In Reply to: Re: Help decoding 'high rent' deregulation, also RRRA97 posted by Anna on June 15, 2000 at 17:30:45:


Thanks still again for the further help understanding the confusing RRRA 1993/1997.

DHCR responded to my query about "luxury decontrol"; with respect to the question about whether an apartment had to have rented for $2000 before the landlord could apply for deregulation, it states: "If the legal rent for the prior tenant plus the allowable 'vacancy' increase (20% for a two-year lease) plus 1/40 of the cost of any improvements made while the apartment was vacant is equal to or exceeds $2,000 per month, the new tenancy will not be subject to rent stabilization."

So, when you say that "this section of 97 reads the same because it's not in this section: it is in the interplay of several sections," I take it that in other sections the inclusion of the vacancy increase plus 1/40 of renovation costs is allowed as part of the calculation?

There does appear to be disagreement between DHCR and others in interpreting RRRA 1997 because I see that the comment from the various legal groups that you cited to the proposed amendments to the RSC specifically states that the RRRA 1997 revised the code so that if the previous tenant would have paid $2000, then regardless of whether the tenant did in fact then the landlord can apply for deregulation ("Then, as part of the Rent Regulation Reform Act of 1997, the New York State Legislature again expanded the category of deregulated apartments by providing that any apartment that became vacant after June 19, 1997 could be considered deregulated if the legal rent would be $2,000.00 or more per month, whether or not such rent could have been collected from the last tenant prior to vacancy").
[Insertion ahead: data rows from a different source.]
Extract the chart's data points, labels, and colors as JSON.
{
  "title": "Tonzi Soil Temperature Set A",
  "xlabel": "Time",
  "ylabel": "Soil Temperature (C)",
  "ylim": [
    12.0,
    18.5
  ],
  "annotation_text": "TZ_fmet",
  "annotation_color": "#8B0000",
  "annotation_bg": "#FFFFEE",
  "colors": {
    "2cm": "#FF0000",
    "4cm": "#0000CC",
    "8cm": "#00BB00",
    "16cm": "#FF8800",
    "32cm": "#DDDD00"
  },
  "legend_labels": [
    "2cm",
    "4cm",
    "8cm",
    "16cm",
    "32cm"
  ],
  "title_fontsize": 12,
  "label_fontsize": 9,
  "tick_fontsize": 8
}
If the rent would theoretically have to have been collected from the last tenant, then the landlord would have only been able to raise the rent 2- 4%, not 20%, since 20% is only allowed if the apartment is actually vacated.

And there seems even to be conflict in interpreting RRRA 1997 from within the ranks of DHCR, since Ralph Carbone, who has worked at DHCR for the last 16 years, submitted comments about proposed amendments to the RSC on 25 May 2000 that make it sound like the idea that a landlord can apply for deregulation if he/she can show that the rent would have been $2000 is something now being proposed rather than something that is already law:

"Section 2520.11 permits the luxury decontrol of units regardless of whether a rent of $2000 or more is charged if the owner can demonstrate that such a rent could have been charged! A fundamental principle of rent regulation has always been that the rent charged and paid is to be utilized to determine a legal rent (not a hypothetical rent the owner could have charged but, for market conditions for example, was unable to charge). This language should be excised."